Option ii is fraught with problems because those who hold a different position will beat their breasts and complain to any who will listen (and there's always many of them) about you being negative. They will go on about how you oppose the things of God and are quenching the Spirit and, best of all, proclaim (loudly) how you, as an accuser of the brethren, are the very spawn of satan. It is this that 'encourages' so many of us to adopt the first option. After all, as a survivor of such an engagement last year put it: 'They aren't going to listen, their idiot friends make your life hell, what's the point, best leave them to it!'
I love option iii because it is the thinking shepherd's approach. You look at what's going on and then you see where it deviates from that which is right and then you teach that which is right in the hope that those under your care will, like the Alien toys in Toy Story emit a loud 'Oooooh!' as the penny drops - job done. Well that's the idea - but whilst some will make the connections, many require the explicit approach of option ii. if you're really going to do the job properly.
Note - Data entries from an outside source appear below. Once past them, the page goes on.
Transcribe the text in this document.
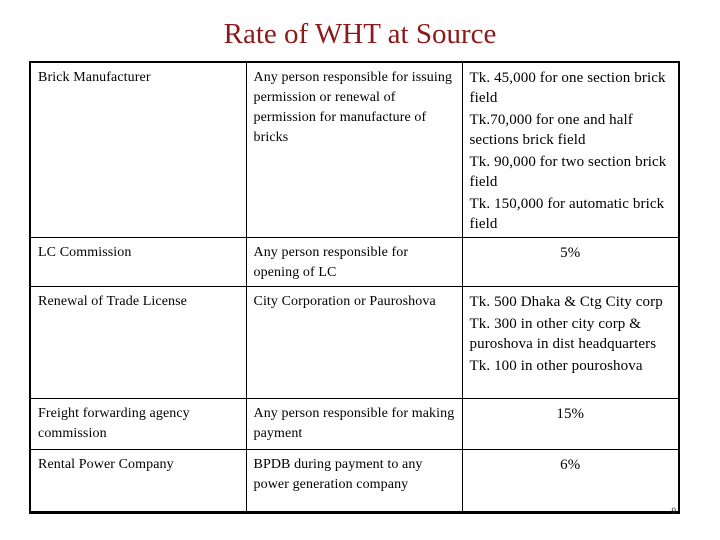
Rate of WHT at Source
Brick Manufacturer	Any person responsible for issuing permission or renewal of permission for manufacture of bricks	Tk. 45,000 for one section brick field
Tk.70,000 for one and half sections brick field
Tk. 90,000 for two section brick field
Tk. 150,000 for automatic brick field

LC Commission	Any person responsible for opening of LC	5%
Renewal of Trade License	City Corporation or Pauroshova	Tk. 500 Dhaka & Ctg City corp
Tk. 300 in other city corp & puroshova in dist headquarters
Tk. 100 in other pouroshova

Freight forwarding agency commission	Any person responsible for making payment	15%
Rental Power Company	BPDB during payment to any power generation company	6%
9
Attempting to counter error is fraught with bumps, potholes and rubble designed to knock you off your bike. The minute you engage with any suspected error the same old responses appear. It's like playing Sonic as you pass through familiar levels in pursuit of that final goal.
Next instalment will take a look at the response you get and some biblical responses (which will be great because there are so many unbiblical to choose from)
Here's a thought from 2 Tim 4.2 to be going on with:
'Tell everyone God’s message. Be ready at all times to do whatever is needed.
Tell people what they need to do,
tell them when they are doing wrong, and encourage them.